Seguenzia cervola

Scientific classification
- Kingdom: Animalia
- Phylum: Mollusca
- Class: Gastropoda
- Subclass: Vetigastropoda
- Family: Seguenziidae
- Subfamily: Seguenziinae
- Genus: Seguenzia
- Species: S. cervola
- Binomial name: Seguenzia cervola Dall, 1919
- Synonyms: Seguenzia megaloconcha Rokop, 1972 ·

= Seguenzia cervola =

- Authority: Dall, 1919
- Synonyms: Seguenzia megaloconcha Rokop, 1972 ·

Species of gastropod

Seguenzia cervola is a species of extremely small deep-water sea snail, a marine gastropod mollusk in the family Seguenziidae.

==Description==
(Original description by W.H. Dall) The height of the shell attains 4.5 mm. The white shell is small and slightly depressed. It has one small, smooth nuclear whorl and five subsequent whorls. These are flattened a little in front of a distinct suture.
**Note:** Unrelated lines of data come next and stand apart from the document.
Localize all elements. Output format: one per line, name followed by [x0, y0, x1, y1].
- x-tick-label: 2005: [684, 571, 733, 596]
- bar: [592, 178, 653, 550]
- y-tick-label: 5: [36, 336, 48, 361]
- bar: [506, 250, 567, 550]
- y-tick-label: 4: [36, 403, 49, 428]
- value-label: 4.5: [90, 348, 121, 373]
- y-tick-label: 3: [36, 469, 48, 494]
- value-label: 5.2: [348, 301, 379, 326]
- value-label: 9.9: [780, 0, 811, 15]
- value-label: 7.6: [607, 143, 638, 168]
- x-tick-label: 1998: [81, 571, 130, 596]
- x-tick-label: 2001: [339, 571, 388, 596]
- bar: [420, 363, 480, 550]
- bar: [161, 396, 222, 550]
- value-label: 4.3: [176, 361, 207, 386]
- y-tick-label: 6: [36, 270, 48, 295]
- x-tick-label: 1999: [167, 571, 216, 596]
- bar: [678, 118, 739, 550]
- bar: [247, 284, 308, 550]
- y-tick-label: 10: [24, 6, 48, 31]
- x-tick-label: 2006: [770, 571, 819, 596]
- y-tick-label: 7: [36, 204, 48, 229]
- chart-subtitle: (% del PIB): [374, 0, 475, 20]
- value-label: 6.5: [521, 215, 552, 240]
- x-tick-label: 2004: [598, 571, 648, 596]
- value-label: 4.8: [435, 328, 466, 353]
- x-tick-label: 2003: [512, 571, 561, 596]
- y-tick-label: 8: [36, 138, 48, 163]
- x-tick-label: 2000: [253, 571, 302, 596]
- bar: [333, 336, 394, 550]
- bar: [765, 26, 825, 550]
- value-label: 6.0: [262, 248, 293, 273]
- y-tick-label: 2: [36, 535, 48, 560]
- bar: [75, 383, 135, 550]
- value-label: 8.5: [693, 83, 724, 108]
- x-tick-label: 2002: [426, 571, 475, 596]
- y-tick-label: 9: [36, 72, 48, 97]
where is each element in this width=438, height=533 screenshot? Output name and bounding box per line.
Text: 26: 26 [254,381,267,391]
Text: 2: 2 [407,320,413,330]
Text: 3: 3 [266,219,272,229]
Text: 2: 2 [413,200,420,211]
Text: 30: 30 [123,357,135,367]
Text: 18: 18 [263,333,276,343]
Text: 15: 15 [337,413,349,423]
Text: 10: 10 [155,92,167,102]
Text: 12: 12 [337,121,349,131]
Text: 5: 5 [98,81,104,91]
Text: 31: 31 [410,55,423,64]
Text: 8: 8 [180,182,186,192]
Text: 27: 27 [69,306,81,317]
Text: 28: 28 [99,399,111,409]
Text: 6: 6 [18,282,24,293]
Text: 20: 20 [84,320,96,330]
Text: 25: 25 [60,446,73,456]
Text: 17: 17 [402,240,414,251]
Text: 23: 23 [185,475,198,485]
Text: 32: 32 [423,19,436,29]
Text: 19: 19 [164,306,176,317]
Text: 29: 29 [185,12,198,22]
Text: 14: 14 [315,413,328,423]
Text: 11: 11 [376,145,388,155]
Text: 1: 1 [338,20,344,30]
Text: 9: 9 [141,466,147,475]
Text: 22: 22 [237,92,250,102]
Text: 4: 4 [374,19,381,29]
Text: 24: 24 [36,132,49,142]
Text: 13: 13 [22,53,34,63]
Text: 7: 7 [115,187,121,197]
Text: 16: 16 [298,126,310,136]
They are separated by a somewhat convex smooth fasciole from a thread-like keel above the periphery. In front of this is a wide, smooth interval. On the base of the shell are about a dozen spiral threads with
wider interspaces, and very faint microscopic spiral striae are visible in all the interspaces under a lens. On the upper whorls, there is a small thread between the keel and the suture. Near the apex, they become obsolete. At the aperture, is a shallow sulcus between the keel and the suture and a smaller one at the middle of the base. There is a sharp notch below the end of the thin, arcuate projecting columella, behind which is a moderately large twisted umbilicus. The body shows no glaze. The base of the shell is conspicuously convex.

==Distribution==
The type specimen of this marine species was found off the Coronado Islands, Baja California.